What has surprised us the most is that everything so far has gone to plan! Seriously, life never really does and we’ve hit all our milestones, and we are totally on track—to us, that is surprising!

Where can we buy the collection right now?

We’re stocked in some really beautiful retailers across Australia and the U.S. like Satine, Mimi Nola, Revolve, and Canvas. We’ve also been picked up by Australia’s biggest department store Myer, which is fantastic.

How often will you release new collections?

Four times a year with small capsules dropping in store every month. However, we are looking at introducing a new collection six times per year in the very near future

Where is Acler being manufactured?

We source our fabrics from all over the world, and have the advantage of having great relationships with our manufacturers in both China and Hong Kong.
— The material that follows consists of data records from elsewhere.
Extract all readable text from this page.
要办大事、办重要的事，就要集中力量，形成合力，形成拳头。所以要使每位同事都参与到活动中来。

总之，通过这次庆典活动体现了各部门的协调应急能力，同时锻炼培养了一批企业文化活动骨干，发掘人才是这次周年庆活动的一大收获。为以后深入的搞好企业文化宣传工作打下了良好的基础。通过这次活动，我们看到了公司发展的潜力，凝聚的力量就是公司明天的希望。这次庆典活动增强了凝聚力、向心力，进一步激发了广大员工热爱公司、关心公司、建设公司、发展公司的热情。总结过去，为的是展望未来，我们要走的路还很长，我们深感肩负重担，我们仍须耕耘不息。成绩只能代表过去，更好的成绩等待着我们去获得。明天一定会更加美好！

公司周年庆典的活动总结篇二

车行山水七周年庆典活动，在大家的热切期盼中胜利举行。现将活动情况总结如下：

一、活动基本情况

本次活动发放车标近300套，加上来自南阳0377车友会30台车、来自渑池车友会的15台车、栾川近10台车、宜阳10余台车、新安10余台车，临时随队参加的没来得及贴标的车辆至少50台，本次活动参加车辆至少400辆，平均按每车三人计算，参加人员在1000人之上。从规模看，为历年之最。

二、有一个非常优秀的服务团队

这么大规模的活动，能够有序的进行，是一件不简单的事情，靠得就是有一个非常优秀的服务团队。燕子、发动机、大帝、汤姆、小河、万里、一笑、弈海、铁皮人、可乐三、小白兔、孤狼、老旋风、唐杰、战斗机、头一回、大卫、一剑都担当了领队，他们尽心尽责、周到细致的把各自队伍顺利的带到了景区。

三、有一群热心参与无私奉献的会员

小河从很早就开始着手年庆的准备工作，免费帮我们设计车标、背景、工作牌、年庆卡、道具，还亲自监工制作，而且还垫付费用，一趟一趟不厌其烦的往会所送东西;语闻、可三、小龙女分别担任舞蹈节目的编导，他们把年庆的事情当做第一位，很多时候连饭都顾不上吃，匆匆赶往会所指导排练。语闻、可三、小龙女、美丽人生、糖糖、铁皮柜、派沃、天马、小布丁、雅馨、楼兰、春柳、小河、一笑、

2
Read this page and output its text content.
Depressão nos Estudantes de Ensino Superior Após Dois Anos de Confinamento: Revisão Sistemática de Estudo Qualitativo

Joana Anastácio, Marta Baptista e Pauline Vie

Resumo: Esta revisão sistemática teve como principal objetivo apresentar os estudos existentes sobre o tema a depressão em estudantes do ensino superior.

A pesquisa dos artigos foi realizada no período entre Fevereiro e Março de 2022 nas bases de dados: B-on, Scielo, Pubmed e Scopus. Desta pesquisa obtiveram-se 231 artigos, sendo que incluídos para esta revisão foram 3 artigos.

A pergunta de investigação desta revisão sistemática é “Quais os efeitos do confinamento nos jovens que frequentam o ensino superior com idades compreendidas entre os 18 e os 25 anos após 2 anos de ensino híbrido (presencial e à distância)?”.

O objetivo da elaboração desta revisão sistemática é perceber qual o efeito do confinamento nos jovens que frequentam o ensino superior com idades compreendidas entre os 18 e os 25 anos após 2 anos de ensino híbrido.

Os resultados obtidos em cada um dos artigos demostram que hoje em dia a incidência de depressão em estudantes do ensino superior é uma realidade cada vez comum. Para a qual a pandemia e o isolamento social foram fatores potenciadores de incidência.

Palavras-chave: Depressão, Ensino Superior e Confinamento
We work really closely together to bring both quality and and attention to detail to each and every piece. We’ve also started manufacturing in Australia.

What’s next for Acler?

We’d love to see growth into Asia and the U.K. We’d also love to crack the Northern European market, with Sweden and Denmark being high on the target list. We have had some successful collaborations with artists and stylist to date and feel it’s such an important part of evolving as a brand. We’d like to keep moving with this and potentially delve into other areas like footwear and accessories either on a collaborative level or as part of Acler’s collections.